Cette perspective historique éclaire notre monde contemporain : les sociétés qui favorisent la diffusion du savoir, la tolérance à l'expérimentation et la circulation des idées conservent une longueur d'avance. Le moteur de la croissance n'est pas tant la technologie elle-même que la culture de l'innovation qui l'entoure.

Aghion et Howitt, la mécanique du progrès et du risque

Philippe Aghion et Peter Howitt, eux, ont donné à cette dynamique un cadre théorique devenu incontournable : la ‘'destruction créatrice'', concept popularisé par Schumpeter, qu'ils ont formalisé dans un modèle mathématique en 1992.

Leur approche décrit un capitalisme en perpétuel renouvellement où chaque innovation crée de la valeur, mais détruit en même temps l'ancien monde. L'arrivée du smartphone a condamné le baladeur MP3, l'intelligence artificielle bouleverse déjà des métiers entiers. Cette tension entre création et disparition constitue, selon eux, le cœur battant de la croissance à long terme.

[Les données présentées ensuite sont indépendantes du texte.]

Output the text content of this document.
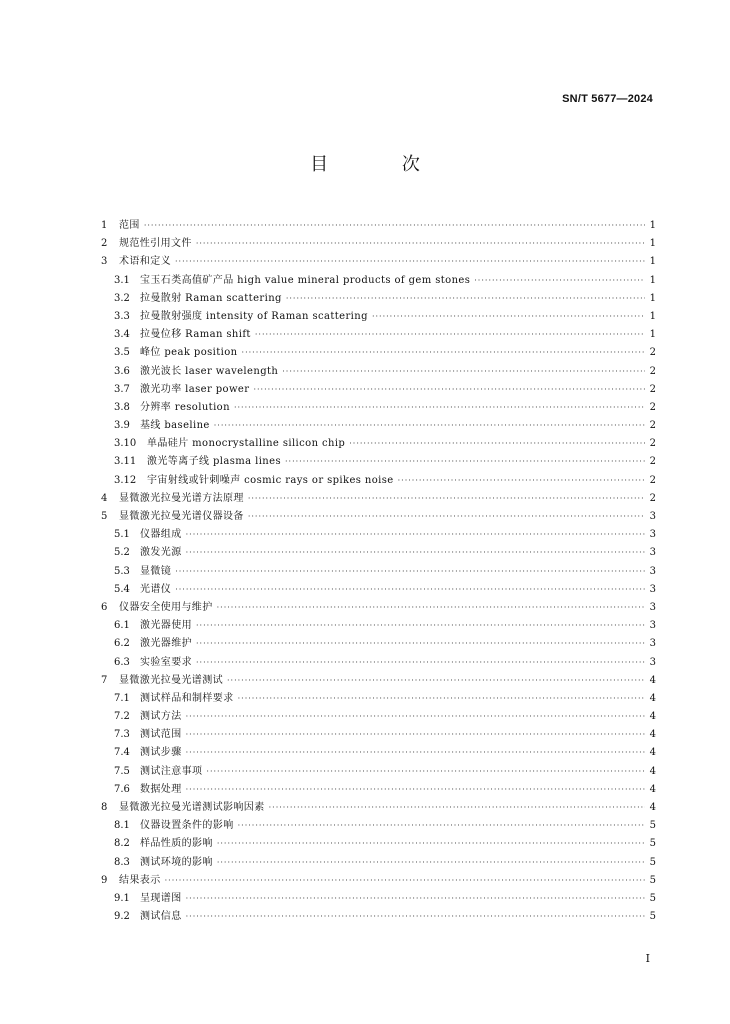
SN/T 5677—2024
目 次
1	范围 ·····	1
2	规范性引用文件 ·····	1
3	术语和定义 ·····	1
3.1	宝玉石类高值矿产品 high value mineral products of gem stones ·····	1
3.2	拉曼散射 Raman scattering ·····	1
3.3	拉曼散射强度 intensity of Raman scattering ·····	1
3.4	拉曼位移 Raman shift ·····	1
3.5	峰位 peak position ·····	2
3.6	激光波长 laser wavelength ·····	2
3.7	激光功率 laser power ·····	2
3.8	分辨率 resolution ·····	2
3.9	基线 baseline ·····	2
3.10	单晶硅片 monocrystalline silicon chip ·····	2
3.11	激光等离子线 plasma lines ·····	2
3.12	宇宙射线或针刺噪声 cosmic rays or spikes noise ·····	2
4	显微激光拉曼光谱方法原理 ·····	2
5	显微激光拉曼光谱仪器设备 ·····	3
5.1	仪器组成 ·····	3
5.2	激发光源 ·····	3
5.3	显微镜 ·····	3
5.4	光谱仪 ·····	3
6	仪器安全使用与维护 ·····	3
6.1	激光器使用 ·····	3
6.2	激光器维护 ·····	3
6.3	实验室要求 ·····	3
7	显微激光拉曼光谱测试 ·····	4
7.1	测试样品和制样要求 ·····	4
7.2	测试方法 ·····	4
7.3	测试范围 ·····	4
7.4	测试步骤 ·····	4
7.5	测试注意事项 ·····	4
7.6	数据处理 ·····	4
8	显微激光拉曼光谱测试影响因素 ·····	4
8.1	仪器设置条件的影响 ·····	5
8.2	样品性质的影响 ·····	5
8.3	测试环境的影响 ·····	5
9	结果表示 ·····	5
9.1	呈现谱图 ·····	5
9.2	测试信息 ·····	5
I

Mais cette énergie créatrice a un revers : les entreprises établies, craignant d'être dépassées, peuvent chercher à bloquer le changement. ‘'Si l'on ne maintient pas les mécanismes de la destruction créatrice, on retombe dans la stagnation'', avertit John Hassler, président du comité Nobel. En d'autres termes, la croissance n'est pas un état naturel, mais une conquête fragile qui dépend du bon équilibre entre innovation et résistance au changement.

Leçons pour notre époque : ne pas craindre la rupture

À l'heure où la transition numérique et écologique bouscule toutes les économies, les travaux des trois lauréats ont une résonance particulière. Ils rappellent que la croissance durable ne se décrète pas par des plans quinquennaux, mais se cultive dans un climat d'ouverture et de confiance.

Pour Philippe Aghion, professeur au Collège de France, à l'INSEAD et à la London School of Economics (Royaume-Uni), cela implique des politiques publiques capables de soutenir la recherche et l'entrepreneuriat tout en accompagnant les perdants de la mutation. ‘'L'enjeu n'est pas d'arrêter la destruction créatrice, mais de la rendre inclusive'', aime-t-il à rappeler.

Cette vision redonne au progrès sa dimension humaine : la technologie, aussi puissante soit-elle, ne vaut que par la capacité des sociétés à l'intégrer sans fracturer leur cohésion.

En décernant la moitié du prix à Joel Mokyr (pour ‘'avoir expliqué la croissance économique fondée sur l'innovation'') et l'autre moitié à Philippe Aghion et Peter Howitt, professeur émérite d'économie à Brown University aux Etats-Unis (pour ‘'la théorie de la croissance soutenue par la destruction créatrice''), l'Académie suédoise ne récompense pas seulement des chercheurs, mais une idée ; celle d'un progrès exigeant, fait d'équilibres et de remises en cause.

De la machine à vapeur à l'intelligence artificielle, la trajectoire est la même : chaque rupture menace un ordre établi, mais ouvre un horizon plus vaste. La croissance, au fond, n'est rien d'autre qu'un apprentissage collectif de la nouveauté.

En 2025, le Nobel d'économie rappelle que la prospérité repose moins sur la stabilité que sur le courage du changement. Comme l'écrivait Schumpeter, ‘'le capitalisme, c'est l'ouragan de la destruction créatrice''. Mokyr, Aghion et Howitt nous en rappellent à juste titre : pour que le vent du progrès continue de souffler, il faut que les sociétés restent ouvertes aux idées, même et surtout, lorsqu'elles dérangent.